LM Ericsson and Sony Corp. announced Thursday they will go separate ways as Ericsson sells its 50 percent stake in mobile phone maker Sony Ericsson to Sony for euro1.05 billion ($1.46 billion).
Sony Ericsson will become a wholly owned subsidiary of Sony and integrated into Sony's platform of network-connected consumer electronics products, the Japanese company and Swedish wireless equipment firm said.
The transaction gives Sony an opportunity to integrate smartphones with consumer electronics devices, such as tablets, televisions and personal computers, the companies said.
The move was widely anticipated by analysts, who have argued Sony Ericsson could become more competitive in the tough smartphone market under sole Sony ownership.
Shares in Ericsson rose by 5.1 percent to 70.1 kroner ($10.7) in early Stockholm trading, while Sony stock climbed 5.4 percent to 1.65 yen ($21.7) before closing in Tokyo.

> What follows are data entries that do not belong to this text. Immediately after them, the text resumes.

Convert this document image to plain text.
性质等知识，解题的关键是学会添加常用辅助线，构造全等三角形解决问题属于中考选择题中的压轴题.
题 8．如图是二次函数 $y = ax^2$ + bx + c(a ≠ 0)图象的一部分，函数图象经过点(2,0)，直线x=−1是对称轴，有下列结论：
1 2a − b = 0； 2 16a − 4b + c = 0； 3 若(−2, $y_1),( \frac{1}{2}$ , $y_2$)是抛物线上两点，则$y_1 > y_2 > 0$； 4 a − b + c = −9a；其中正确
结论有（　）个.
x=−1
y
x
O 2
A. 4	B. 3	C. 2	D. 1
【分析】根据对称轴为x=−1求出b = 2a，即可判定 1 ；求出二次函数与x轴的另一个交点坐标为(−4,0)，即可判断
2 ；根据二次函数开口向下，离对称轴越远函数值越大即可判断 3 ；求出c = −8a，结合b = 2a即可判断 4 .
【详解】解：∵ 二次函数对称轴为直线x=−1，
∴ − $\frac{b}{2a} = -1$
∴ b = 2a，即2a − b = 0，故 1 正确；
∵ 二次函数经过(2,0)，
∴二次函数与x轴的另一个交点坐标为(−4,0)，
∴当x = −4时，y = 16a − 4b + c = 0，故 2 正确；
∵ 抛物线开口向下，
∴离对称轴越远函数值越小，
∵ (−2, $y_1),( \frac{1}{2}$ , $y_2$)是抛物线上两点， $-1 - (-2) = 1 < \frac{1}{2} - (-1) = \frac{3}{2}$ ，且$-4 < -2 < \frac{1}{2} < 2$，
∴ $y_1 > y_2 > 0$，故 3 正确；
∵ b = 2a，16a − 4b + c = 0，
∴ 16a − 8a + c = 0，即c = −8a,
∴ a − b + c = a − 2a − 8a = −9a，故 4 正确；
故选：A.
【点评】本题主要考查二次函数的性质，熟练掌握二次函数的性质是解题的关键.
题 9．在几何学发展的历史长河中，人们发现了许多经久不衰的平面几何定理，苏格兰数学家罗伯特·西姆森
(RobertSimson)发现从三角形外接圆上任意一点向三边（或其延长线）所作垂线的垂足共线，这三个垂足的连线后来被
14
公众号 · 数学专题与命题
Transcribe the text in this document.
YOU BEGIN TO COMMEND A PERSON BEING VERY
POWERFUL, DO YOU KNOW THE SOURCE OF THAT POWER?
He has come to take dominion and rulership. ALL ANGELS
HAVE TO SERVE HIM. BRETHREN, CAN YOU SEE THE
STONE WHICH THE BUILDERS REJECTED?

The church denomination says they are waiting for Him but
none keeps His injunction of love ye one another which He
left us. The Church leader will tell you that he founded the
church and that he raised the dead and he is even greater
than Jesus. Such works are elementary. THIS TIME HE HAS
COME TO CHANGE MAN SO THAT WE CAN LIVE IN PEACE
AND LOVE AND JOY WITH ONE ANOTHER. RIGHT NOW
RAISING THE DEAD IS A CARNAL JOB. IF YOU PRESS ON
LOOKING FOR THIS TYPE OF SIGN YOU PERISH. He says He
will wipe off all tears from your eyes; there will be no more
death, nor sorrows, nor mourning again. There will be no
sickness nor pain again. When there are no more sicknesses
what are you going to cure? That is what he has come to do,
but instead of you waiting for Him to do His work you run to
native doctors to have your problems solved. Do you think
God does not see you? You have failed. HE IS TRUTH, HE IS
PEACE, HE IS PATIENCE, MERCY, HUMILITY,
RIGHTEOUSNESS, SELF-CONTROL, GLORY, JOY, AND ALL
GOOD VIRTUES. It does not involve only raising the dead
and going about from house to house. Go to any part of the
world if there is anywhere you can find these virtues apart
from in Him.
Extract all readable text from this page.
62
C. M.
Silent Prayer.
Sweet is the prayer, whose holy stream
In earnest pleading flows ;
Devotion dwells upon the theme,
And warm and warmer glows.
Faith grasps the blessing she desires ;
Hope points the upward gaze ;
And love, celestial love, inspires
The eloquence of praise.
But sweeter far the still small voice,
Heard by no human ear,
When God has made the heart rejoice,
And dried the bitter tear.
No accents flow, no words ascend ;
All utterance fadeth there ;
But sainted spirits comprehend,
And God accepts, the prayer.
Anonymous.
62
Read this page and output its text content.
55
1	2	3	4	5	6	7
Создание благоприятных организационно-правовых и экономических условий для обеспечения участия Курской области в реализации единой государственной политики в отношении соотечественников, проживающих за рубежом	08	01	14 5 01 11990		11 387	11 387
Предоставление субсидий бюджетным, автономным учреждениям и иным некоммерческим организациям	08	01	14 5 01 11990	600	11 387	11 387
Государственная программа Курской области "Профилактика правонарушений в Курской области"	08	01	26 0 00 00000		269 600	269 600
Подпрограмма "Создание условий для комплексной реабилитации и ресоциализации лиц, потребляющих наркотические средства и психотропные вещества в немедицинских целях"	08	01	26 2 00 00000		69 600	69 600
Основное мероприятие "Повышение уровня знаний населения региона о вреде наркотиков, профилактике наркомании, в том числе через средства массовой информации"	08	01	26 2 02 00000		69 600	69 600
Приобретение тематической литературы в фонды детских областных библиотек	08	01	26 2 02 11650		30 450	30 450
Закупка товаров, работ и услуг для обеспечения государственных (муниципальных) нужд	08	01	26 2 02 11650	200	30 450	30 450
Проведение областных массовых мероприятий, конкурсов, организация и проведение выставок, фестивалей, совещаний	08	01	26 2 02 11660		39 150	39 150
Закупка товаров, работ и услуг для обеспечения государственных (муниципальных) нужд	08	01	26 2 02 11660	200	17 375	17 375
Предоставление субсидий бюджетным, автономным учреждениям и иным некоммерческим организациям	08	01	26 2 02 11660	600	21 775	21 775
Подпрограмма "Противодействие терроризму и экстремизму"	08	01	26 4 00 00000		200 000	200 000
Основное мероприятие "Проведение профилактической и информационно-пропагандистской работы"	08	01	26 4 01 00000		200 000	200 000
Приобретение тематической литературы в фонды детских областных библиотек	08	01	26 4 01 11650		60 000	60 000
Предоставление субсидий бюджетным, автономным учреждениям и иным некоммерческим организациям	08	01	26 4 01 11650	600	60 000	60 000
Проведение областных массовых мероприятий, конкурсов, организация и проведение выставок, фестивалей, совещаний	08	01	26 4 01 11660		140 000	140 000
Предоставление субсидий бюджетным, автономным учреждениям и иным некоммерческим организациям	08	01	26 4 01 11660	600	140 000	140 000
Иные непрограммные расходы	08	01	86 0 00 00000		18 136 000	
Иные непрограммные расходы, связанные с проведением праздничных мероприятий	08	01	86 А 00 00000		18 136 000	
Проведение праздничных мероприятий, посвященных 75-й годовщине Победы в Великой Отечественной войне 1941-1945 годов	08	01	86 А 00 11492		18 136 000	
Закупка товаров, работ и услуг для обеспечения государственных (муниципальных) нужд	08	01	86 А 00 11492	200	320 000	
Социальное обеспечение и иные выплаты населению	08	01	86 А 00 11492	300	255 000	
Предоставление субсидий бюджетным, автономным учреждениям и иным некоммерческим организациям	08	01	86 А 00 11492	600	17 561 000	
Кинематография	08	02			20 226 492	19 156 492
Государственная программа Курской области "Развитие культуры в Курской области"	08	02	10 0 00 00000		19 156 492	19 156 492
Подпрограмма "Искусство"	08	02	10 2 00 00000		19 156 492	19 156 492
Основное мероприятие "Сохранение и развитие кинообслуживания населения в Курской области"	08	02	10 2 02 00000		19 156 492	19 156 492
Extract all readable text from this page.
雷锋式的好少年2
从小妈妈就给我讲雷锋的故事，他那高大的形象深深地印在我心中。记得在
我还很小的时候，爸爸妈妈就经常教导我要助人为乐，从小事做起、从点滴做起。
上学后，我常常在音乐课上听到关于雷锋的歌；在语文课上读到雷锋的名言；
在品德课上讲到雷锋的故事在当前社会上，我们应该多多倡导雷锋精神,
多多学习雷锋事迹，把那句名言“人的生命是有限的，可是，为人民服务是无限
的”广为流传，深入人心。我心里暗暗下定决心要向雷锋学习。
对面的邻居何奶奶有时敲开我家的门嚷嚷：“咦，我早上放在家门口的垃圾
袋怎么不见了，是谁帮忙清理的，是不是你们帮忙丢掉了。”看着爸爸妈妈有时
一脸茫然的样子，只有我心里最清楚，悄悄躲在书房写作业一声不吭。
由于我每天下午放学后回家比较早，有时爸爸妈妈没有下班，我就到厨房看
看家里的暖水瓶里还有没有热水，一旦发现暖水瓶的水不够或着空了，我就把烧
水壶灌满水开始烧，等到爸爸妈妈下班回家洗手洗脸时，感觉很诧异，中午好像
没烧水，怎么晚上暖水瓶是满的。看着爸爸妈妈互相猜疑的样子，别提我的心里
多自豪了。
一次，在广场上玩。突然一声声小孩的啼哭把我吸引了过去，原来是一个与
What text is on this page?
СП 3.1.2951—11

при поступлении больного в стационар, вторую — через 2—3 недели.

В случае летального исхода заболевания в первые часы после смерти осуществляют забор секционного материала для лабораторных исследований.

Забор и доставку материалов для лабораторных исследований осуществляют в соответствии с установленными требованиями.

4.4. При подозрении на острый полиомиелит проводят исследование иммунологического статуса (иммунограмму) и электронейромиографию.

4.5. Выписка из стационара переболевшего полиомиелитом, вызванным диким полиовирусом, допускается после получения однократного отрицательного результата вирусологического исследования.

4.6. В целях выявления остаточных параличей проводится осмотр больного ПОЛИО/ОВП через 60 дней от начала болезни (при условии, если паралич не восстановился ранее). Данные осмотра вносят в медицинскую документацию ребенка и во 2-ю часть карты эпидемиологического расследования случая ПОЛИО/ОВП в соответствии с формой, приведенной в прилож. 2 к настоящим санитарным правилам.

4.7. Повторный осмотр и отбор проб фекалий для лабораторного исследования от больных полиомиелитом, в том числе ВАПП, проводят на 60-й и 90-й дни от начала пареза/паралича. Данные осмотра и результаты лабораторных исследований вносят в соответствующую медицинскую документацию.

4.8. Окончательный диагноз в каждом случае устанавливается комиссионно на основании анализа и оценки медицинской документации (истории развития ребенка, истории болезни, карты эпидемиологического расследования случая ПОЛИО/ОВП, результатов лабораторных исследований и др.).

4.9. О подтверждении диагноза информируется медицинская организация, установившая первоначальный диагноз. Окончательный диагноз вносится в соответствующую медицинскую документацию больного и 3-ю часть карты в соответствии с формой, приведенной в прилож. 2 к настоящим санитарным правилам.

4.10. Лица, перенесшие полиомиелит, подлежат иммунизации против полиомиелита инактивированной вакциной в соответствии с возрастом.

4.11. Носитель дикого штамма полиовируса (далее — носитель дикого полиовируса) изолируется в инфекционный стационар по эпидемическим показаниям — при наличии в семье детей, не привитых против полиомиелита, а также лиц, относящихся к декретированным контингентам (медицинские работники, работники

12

"I believe this improves the outlook for Sony Ericsson, because Sony can take full responsibility for the company and use the unique things that they have," said Greger Johansson, an analyst with research firm Redeye. "The opportunity to integrate the phones with their other products improves."
Johansson said the smartphone market is "extremely tough" and Sony Ericsson's competitors are also developing quickly.
He said the price Ericsson received wasn't great, but it will be a relief for the Swedish company to be able to focus on its core wireless equipment business and offload the mobile phone maker that has taken up a lot of management time.
"Sony Ericsson has no strategic value for Ericsson anymore," added Helena Nordman-Knutson, an analyst with Ohman Fondkommission in Stockholm.
Ericsson and Sony combined their unprofitable handset ventures into the joint venture Sony Ericsson in 2001 and enjoyed some early successes with its Walkman and Cyber-shot phones.
In recent years it has suffered from the competitive climate in the smartphone market and earlier this month it posted a break-even third quarter result.
The company adopted Google's Android operating system for its smartphones in 2008, and has said it now controls about 11 percent of the Android-based smartphone market. Its Android-based Xperia smartphones account for more than 80 percent of its sales.
Thursday's deal will provide Sony with an intellectual property cross-licensing agreement, covering all products and services of Sony as well as ownership of five essential patent families relating to wireless handset technology.
"We can more rapidly and more widely offer consumers smartphones, laptops, tablets and televisions that seamlessly connect with one another and open up new worlds of online entertainment," Sony CEO, Sir Howard Stringer said, adding this includes Sony's PlayStation Network and its online provider of music, games and video, Sony Entertainment Network.
Stringer called the deal "the last piece of the puzzle" for Sony's portfolio of entertainment products, including movies, television and music and said it's no coincidence the deal was announced in the same month as the launch of the Sony Entertainment network.
He acknowledged the agreement was partly motivated by the tough competition in smart phone market.
"While we do have catching up to do, we have a lot of things to add to this phone," Stringer said. "The television or whatever that we can make for this phone and other Sony devices is the beginning of something I think is quite magical."
Stringer said the brand name of the mobile phones would probably change in the future but will remain as Sony Ericsson in the short-term. He added the acquisition will afford Sony operational efficiencies in engineering, network development and marketing.
The transaction is subject to customary closing conditions, including regulatory approvals, but has been approved by appropriate decision-making bodies of both companies.
Ericsson said the shift in the mobile market, from simple mobile phones to smartphones that include access to internet services and content, means the synergies for the company in having both a telecoms services portfolio and a handset operation have decreased.
"Ten years ago when we formed the joint venture, thereby combining Sony's consumer products knowledge with Ericsson's telecommunication technology expertise, it was a perfect match to drive the development of feature phones. Today we take an equally logical step as Sony acquires our stake in Sony Ericsson and makes it a part of its broad range of consumer devices," said Ericsson CEO Hans Vestberg.
Ericsson said it will now focus on the global wireless market as a whole and how wireless connectivity can benefit people, business and society beyond just phones.
Ericsson and Sony will also set up a wireless connectivity initiative aimed at driving and developing the market's adoption of connectivity across multiple platforms, they said.
The agreement is expected to close in January 2012.